After a courtship that took place mostly through letters, the pair wed in 1954, just before Cash skyrocketed to fame in the world of country music. The musician quickly developed an addiction to prescription drugs, and a lifelong passion for another married musician, June Carter.

The US/Mexico Border Arrest

His marriage to Liberto was already on the rocks when he got arrested at the border between the USA and Mexico for a large quantity of sedatives and amphetamines he had purchased from a dealer south of the Rio Grande. It’s safe to say The Man In Black didn’t settle for the kind of thrills we do nowadays, like those to be found in a good online slots Australia offering, for example. He had almost 500 Equanil tablets and nearly 700 Dexedrine capsules hidden away in his guitar case. He spent the night in jail, and plead guilty to drug possession two months later.

He got off with a sentence that got deferred and a fine of US$1000, and had absolutely no idea that, as he left the courthouse along with Liberto, his wife’s presence alongside him was about to set off a firestorm in Alabama.

The National States Rights Party Takes Exception to Liberto

An Associated Press photograph of the pair was run in newspapers the following day. To some of the small-minded readers, it looked like Liberto, an Italian-American who avoided the limelight and was photographed very rarely, was not a white woman.

A white supremacist party based in Alabama called The National States Rights Party, reproduced the photo in its own little paper, The Thunderbolt, and accompanied it with hate-filled racist rhetoric. The money which Cash’s hit records was generating, it claimed, went to scum like the musician pictured, who then squandered it on negro women and dope.

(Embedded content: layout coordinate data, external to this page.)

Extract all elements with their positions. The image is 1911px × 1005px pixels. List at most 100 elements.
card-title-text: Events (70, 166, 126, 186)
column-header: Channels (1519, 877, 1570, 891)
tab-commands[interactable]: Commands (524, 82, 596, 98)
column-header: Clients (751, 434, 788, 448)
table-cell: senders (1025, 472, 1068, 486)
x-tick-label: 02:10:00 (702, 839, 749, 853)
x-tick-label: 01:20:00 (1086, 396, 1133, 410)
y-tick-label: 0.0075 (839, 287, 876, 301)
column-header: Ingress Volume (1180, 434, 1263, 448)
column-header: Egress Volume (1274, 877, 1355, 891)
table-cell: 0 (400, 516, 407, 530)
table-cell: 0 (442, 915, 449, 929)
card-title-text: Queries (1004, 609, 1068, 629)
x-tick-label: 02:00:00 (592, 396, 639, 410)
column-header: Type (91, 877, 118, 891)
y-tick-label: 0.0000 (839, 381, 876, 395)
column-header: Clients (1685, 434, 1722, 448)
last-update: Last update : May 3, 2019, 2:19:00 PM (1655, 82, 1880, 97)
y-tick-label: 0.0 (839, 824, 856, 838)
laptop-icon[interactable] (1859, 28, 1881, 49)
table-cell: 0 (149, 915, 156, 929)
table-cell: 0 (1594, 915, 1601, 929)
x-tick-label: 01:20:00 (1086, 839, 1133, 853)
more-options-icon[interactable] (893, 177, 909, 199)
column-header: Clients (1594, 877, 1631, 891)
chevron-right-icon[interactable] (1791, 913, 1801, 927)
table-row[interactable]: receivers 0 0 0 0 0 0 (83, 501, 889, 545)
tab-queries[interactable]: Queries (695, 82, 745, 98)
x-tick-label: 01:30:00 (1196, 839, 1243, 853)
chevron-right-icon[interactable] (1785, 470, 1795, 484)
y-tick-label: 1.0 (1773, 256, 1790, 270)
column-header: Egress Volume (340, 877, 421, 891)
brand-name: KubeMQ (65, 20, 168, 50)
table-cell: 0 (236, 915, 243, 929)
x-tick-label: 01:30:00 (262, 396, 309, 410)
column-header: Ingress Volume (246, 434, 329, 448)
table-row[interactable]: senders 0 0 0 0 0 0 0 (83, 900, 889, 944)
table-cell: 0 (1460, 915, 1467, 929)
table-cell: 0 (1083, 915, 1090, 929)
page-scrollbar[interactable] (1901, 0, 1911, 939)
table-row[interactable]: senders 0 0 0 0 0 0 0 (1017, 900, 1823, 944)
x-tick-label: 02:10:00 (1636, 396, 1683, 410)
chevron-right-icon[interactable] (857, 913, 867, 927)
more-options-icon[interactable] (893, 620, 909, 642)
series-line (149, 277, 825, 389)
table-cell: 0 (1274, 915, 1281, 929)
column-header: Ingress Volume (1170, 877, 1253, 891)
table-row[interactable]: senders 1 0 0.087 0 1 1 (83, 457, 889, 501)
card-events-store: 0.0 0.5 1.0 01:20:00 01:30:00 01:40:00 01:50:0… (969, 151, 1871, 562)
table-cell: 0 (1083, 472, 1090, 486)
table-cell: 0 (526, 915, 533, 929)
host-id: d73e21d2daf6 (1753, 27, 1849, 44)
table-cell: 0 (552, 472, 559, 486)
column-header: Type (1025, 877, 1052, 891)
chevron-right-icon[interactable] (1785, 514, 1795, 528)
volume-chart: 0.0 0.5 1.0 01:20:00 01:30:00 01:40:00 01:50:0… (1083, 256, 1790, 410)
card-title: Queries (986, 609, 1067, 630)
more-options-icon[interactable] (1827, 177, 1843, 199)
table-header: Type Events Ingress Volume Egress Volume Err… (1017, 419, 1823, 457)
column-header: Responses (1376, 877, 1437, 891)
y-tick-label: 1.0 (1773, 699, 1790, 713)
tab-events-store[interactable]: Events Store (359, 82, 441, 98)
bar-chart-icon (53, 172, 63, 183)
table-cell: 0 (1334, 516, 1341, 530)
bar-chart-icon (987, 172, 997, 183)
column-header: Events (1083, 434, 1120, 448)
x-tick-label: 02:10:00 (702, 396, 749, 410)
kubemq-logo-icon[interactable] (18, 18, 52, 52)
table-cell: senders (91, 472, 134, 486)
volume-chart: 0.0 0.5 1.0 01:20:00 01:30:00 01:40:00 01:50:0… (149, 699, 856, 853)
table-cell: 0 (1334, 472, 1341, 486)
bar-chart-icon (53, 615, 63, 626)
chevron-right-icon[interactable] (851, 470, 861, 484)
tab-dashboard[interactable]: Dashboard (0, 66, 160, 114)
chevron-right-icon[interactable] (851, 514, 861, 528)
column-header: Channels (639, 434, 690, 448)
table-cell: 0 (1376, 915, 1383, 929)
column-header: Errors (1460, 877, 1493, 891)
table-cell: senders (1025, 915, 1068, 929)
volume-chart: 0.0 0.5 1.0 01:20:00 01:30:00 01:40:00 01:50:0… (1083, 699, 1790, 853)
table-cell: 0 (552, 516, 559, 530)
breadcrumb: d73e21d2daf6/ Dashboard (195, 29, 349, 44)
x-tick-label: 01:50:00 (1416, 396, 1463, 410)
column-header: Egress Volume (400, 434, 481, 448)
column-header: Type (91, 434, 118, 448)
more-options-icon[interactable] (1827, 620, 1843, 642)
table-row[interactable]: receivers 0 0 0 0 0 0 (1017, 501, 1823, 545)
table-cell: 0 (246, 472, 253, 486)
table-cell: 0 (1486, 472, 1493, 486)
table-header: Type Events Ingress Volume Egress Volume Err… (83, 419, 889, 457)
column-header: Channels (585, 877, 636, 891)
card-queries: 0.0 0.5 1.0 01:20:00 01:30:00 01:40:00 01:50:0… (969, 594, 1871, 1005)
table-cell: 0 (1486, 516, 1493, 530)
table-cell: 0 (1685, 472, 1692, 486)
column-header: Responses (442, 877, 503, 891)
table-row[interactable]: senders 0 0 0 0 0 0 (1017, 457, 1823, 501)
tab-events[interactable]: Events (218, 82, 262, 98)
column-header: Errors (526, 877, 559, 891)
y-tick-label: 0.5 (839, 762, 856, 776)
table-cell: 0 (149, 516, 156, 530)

Although the National States Rights Party was not the Ku Klux Klan, it had close ties to the latter, and it was, in fact identified by many, including Cash himself, as that organisation. Michael Streissguth, the author of Johnny Cash: The Biography, has said that Cash’s manager, Saul Holiff was forced to respond, and he tried to set the record straight. Cash also released a statement about his wife’s ethnicity, and threatened a lawsuit.

The campaign against Cash succeeded only partly however. Far more cancellations came from his arrest than the charges that the separatist group was levelling.